Biomedical engineer at The Australian National University (ANU), Dr Kiara Bruggeman, has been announced as an ABC TOP 5 Science 2020 recipient.
Getting complicated scientific concepts to be well understood by a broader audience and accurately conveyed through the media can be tricky.
Each year the ABC runs TOP 5, a media residency program for dynamic and passionate science and humanities early career scholars to teach them how to communicate their important research with Australians.
“It is really important to be able to get the science that we’re working on in the lab out to the people. Because you can so easily misconstrue science and we’re not ever going to have a good positive impact if people don’t understand and trust what we’re doing,” said Dr Bruggeman.
Dr Kiara Bruggeman works at the ANU College of Engineering and Computer Science.

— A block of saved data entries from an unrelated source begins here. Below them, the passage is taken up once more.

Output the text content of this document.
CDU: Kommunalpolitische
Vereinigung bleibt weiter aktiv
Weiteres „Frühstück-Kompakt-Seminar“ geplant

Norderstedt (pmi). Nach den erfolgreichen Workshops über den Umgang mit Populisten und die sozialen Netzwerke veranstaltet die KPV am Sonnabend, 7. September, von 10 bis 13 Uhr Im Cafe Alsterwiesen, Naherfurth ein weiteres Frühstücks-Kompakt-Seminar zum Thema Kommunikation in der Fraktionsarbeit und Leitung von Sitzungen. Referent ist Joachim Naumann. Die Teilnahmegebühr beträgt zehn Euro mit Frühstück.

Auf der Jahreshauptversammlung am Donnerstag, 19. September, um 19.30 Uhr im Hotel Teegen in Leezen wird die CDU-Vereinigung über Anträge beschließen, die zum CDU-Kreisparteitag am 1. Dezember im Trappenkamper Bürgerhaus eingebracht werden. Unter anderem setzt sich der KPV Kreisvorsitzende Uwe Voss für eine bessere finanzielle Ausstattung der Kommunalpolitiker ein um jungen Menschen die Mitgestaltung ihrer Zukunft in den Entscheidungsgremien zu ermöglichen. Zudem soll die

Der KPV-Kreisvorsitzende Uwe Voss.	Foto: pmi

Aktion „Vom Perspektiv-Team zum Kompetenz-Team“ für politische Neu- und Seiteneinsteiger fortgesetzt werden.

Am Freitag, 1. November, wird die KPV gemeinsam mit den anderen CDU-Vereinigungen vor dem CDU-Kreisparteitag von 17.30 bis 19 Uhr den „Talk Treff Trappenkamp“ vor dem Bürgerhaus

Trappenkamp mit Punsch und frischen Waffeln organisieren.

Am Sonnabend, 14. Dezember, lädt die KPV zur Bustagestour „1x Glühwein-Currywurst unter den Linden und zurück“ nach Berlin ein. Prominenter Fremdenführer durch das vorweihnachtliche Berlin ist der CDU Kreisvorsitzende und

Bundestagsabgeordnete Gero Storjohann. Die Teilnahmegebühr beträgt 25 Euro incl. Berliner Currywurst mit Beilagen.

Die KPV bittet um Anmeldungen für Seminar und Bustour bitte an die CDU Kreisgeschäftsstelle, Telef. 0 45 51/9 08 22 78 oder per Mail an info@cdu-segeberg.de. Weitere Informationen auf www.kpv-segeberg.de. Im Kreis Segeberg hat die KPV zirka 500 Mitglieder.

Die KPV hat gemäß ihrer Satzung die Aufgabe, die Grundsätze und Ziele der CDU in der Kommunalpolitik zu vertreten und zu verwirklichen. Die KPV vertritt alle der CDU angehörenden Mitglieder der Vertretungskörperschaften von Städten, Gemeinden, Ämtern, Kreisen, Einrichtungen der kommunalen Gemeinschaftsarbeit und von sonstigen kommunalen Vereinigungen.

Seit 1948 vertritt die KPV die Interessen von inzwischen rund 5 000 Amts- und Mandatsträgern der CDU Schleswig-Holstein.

She is passionate about biomaterials and STEM education, and jokingly refers to herself as “a crazy mad brain scientist”.
Dr Bruggeman makes materials that mimic healthy brain tissue on a nano scale. These can then be used to trick stem cells into becoming new brain tissue after brain damage from stroke or neurodegenerative diseases. Stroke treatments we have in hospitals now try to minimise the damage done by a stroke as it happens. This new approach is working on recovering from the damage that has already been done.
She says the secret to tricking the cells is simple: peer pressure!
“Stem cells are pretty much tiny teenagers. They’re full of potential and could be anything they want! But left to their own devices, can be a little bit lazy and very influenced by what they see around them.
“So if we can mimic healthy brain tissues – successfully mimic their physical, biological, chemical properties – then stem cells interpret that environment. The cells think they’re surrounded by brain tissue and they don’t want to stand out, they just want to fit in and be normal. So they become brain cells too!” said Dr Bruggeman.
As an ABC TOP 5 2020 recipient, Dr Bruggeman will spend time learning from journalists and broadcasters at ABC Radio National as well as training in media communication and developing content with the ABC digital team.
“I’d like to get my message and my work out there. And to learn the skills that I need to keep getting it out there.
“We tend to end up doing a lot of communication and outreach as one-off things as an aside to our research. But it’s really very important that we keep doing that all the time. I want to learn how to make that a pattern, and encourage others to do so too, so that our work can keep reaching the people that it needs to reach,” said Dr Bruggeman.
As part of a new partnership, ANU is sponsoring the ABC’s TOP 5 Science Program for 2020.